A primera vista, la ciudad de París tampoco parece haber cambiado gran cosa desde los gigantescos trabajos del barón de Haussmann ordenados porel emperador Napoleón III para el‘‘embellecimiento” de la capital. Reconstrucción que alteró profundamente su fisonomía medieval con la demolición de los antiguos edificios, la creación del bosque de Boulogne, la uniformidad de los nuevos inmuebles con su altura de seis o siete pisos, la apertura de grandes avenidas con el fin de desaparecer las estrechas callejuelas por donde podían escapar los amotinados durante las revueltas. Modificaciones arquitectónicas, y también políticas.

Cierto, desde entonces, París conserva un cierto aspecto que la hace identificable de inmediato. También cierto que ha habido transformaciones como la construcción de las torres a orillas del Sena en su último trecho al oeste de París. Pero estas torres se han integrado al paisaje urbano, fundidas en él, a diferencia de la torre de Montparnasse, tan criticada por unos como admirada por otros, construida en el seno de la capital. Mutaciones más leves como, por ejemplo, la pirámide de vidrio levantada en medio del antiguo palacio del Louvre transformado en museo desde la época revolucionaria.

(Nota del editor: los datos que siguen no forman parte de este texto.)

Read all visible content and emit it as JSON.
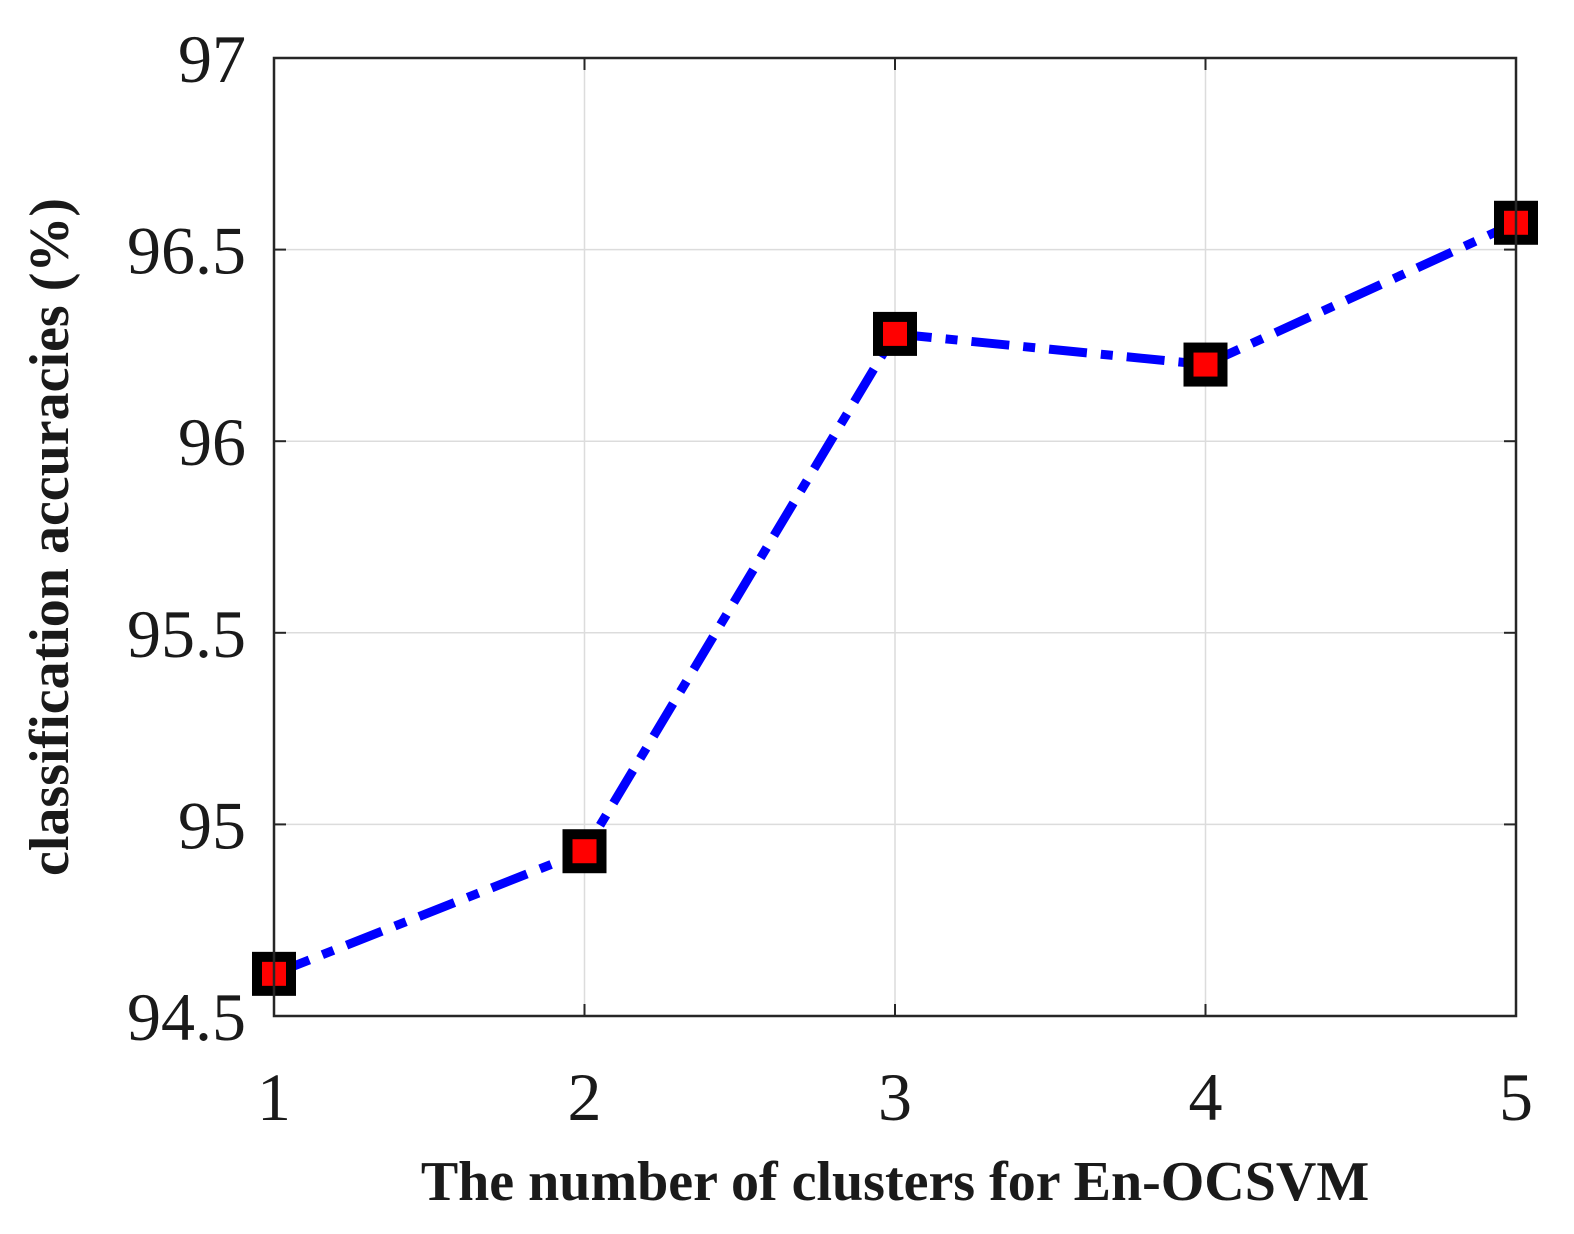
{
  "chart_data": {
    "type": "line",
    "title": "",
    "xlabel": "The number of clusters for En-OCSVM",
    "ylabel": "classification accuracies (%)",
    "x": [
      1,
      2,
      3,
      4,
      5
    ],
    "xlim": [
      1,
      5
    ],
    "ylim": [
      94.5,
      97
    ],
    "xticks": [
      "1",
      "2",
      "3",
      "4",
      "5"
    ],
    "yticks": [
      "94.5",
      "95",
      "95.5",
      "96",
      "96.5",
      "97"
    ],
    "grid": true,
    "series": [
      {
        "values": [
          94.61,
          94.93,
          96.28,
          96.2,
          96.57
        ],
        "line_color": "#0000ff",
        "line_style": "dash-dot",
        "marker": "square",
        "marker_edge_color": "#000000",
        "marker_face_color": "#ff0000"
      }
    ]
  }
}
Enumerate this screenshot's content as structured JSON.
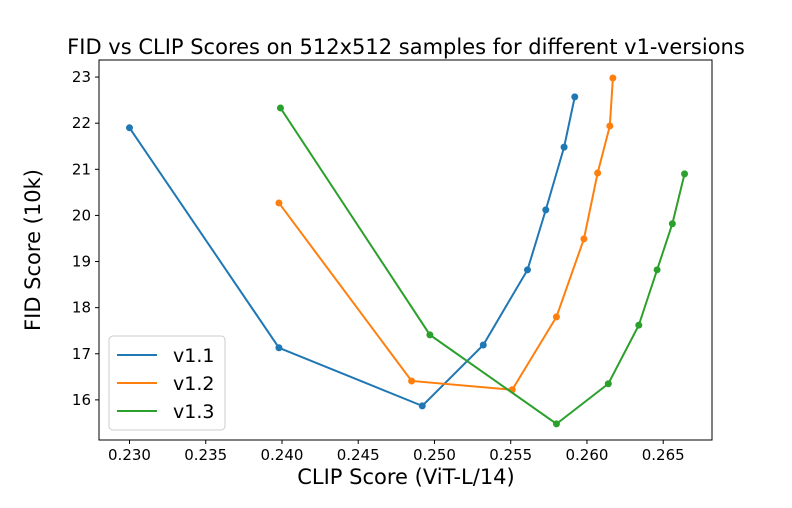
{
  "chart_data": {
    "type": "line",
    "title": "FID vs CLIP Scores on 512x512 samples for different v1-versions",
    "xlabel": "CLIP Score (ViT-L/14)",
    "ylabel": "FID Score (10k)",
    "xlim": [
      0.228,
      0.2682
    ],
    "ylim": [
      15.13,
      23.37
    ],
    "xticks": [
      "0.230",
      "0.235",
      "0.240",
      "0.245",
      "0.250",
      "0.255",
      "0.260",
      "0.265"
    ],
    "xtick_values": [
      0.23,
      0.235,
      0.24,
      0.245,
      0.25,
      0.255,
      0.26,
      0.265
    ],
    "yticks": [
      "16",
      "17",
      "18",
      "19",
      "20",
      "21",
      "22",
      "23"
    ],
    "ytick_values": [
      16,
      17,
      18,
      19,
      20,
      21,
      22,
      23
    ],
    "grid": false,
    "legend_placement": "bottom-left",
    "series": [
      {
        "name": "v1.1",
        "color": "#1f77b4",
        "x": [
          0.23,
          0.2398,
          0.2492,
          0.2532,
          0.2561,
          0.2573,
          0.2585,
          0.2592
        ],
        "y": [
          21.9,
          17.13,
          15.87,
          17.19,
          18.82,
          20.12,
          21.48,
          22.57
        ]
      },
      {
        "name": "v1.2",
        "color": "#ff7f0e",
        "x": [
          0.2398,
          0.2485,
          0.2551,
          0.258,
          0.2598,
          0.2607,
          0.2615,
          0.2617
        ],
        "y": [
          20.27,
          16.41,
          16.22,
          17.8,
          19.49,
          20.92,
          21.94,
          22.98
        ]
      },
      {
        "name": "v1.3",
        "color": "#2ca02c",
        "x": [
          0.2399,
          0.2497,
          0.258,
          0.2614,
          0.2634,
          0.2646,
          0.2656,
          0.2664
        ],
        "y": [
          22.33,
          17.41,
          15.48,
          16.35,
          17.62,
          18.82,
          19.82,
          20.9
        ]
      }
    ]
  }
}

Por suerte, el sucesor del general De Gaulle, el presidente Georges Pompidou, gran conocedor de la literatura clásica pero ardiente aspirador al modernismo en pintura y urbanismo, no tuvo tiempo para llevar a cabo su proyecto de entubar el Sena y convertirlo en vía rápida. La carretera planeada habría atravesado París dividiendo la ciudad en dos partes y, sobre todo, habría privado la ciudad del espejo y reposo que es el agua de un río que fluye.

Así, el caminante de París, poblador o turista, puede pasearse por sus calles y reconocer cafés, galerías, restaurantes, boutiques, jardines, tiendas, diciéndose que esta ciudad es siempre la misma. El peatón cree avanzar por senderos conocidos. Sin embargo, una mutación profunda se ha ido desarrollando desde hace ya varios años en la capital francesa. Una metamorfosis aún imperceptible a la mirada desatenta de los soñadores contemplativos. Sin embargo, los invisibles cambios se expresan ocultos en frases triviales como: ‘‘París está más hermoso que nunca, pero…” Los peros prosiguen en otras frases en apariencia también insignificante: ‘‘Más caro que nunca”, ‘‘el metro cuadrado cuesta una fortuna”, ‘‘es la ciudad más costosa del mundo”, ‘‘sus precios son prohibitivos”. Palabras breves, dichas y oídas a la ligera, cuyo significado escapa a quien las dice como a quien las escucha. Pero, todas las frases, incluso las que más ligeras, poseen una sustancia significativa. ¿Qué se esconde en sus palabras? ¿Qué quieren decir? ¿Qué fenómeno señalan? Las palabras hablan por sí mismas aunque no se las escuche. Nos señalan una metamorfosis esencial de la ciudad de París: el encarecimiento de la vida que ha ido expulsando de ella a las capas populares. Sí, París se ha convertido en una ciudad de ricos. Aunque no sin pobres, pues la mendicidad venida de los suburbios pulula en las calles parisienses. Modestas cajeras de los supermercados, meseros, trabajadores de todo orden, recorren kilómetros para venir a laborar cada día. Población flotante de un París, abandonado a sus ricos propietarios o a extranjeros capaces de pagar las altas rentas.

La deserción de las capas populares, de su guasa, sus costumbres, su convivialidad, transforma algo más profundo que la fisonomía de una urbe. Y este algo más hondo es esencial porque es el alma de la ciudad. ¿Cómo harían Balzac o Hugo, Proust o, más recientemente, Breton, para escribir sobre París cuando su espíritu se esfuma?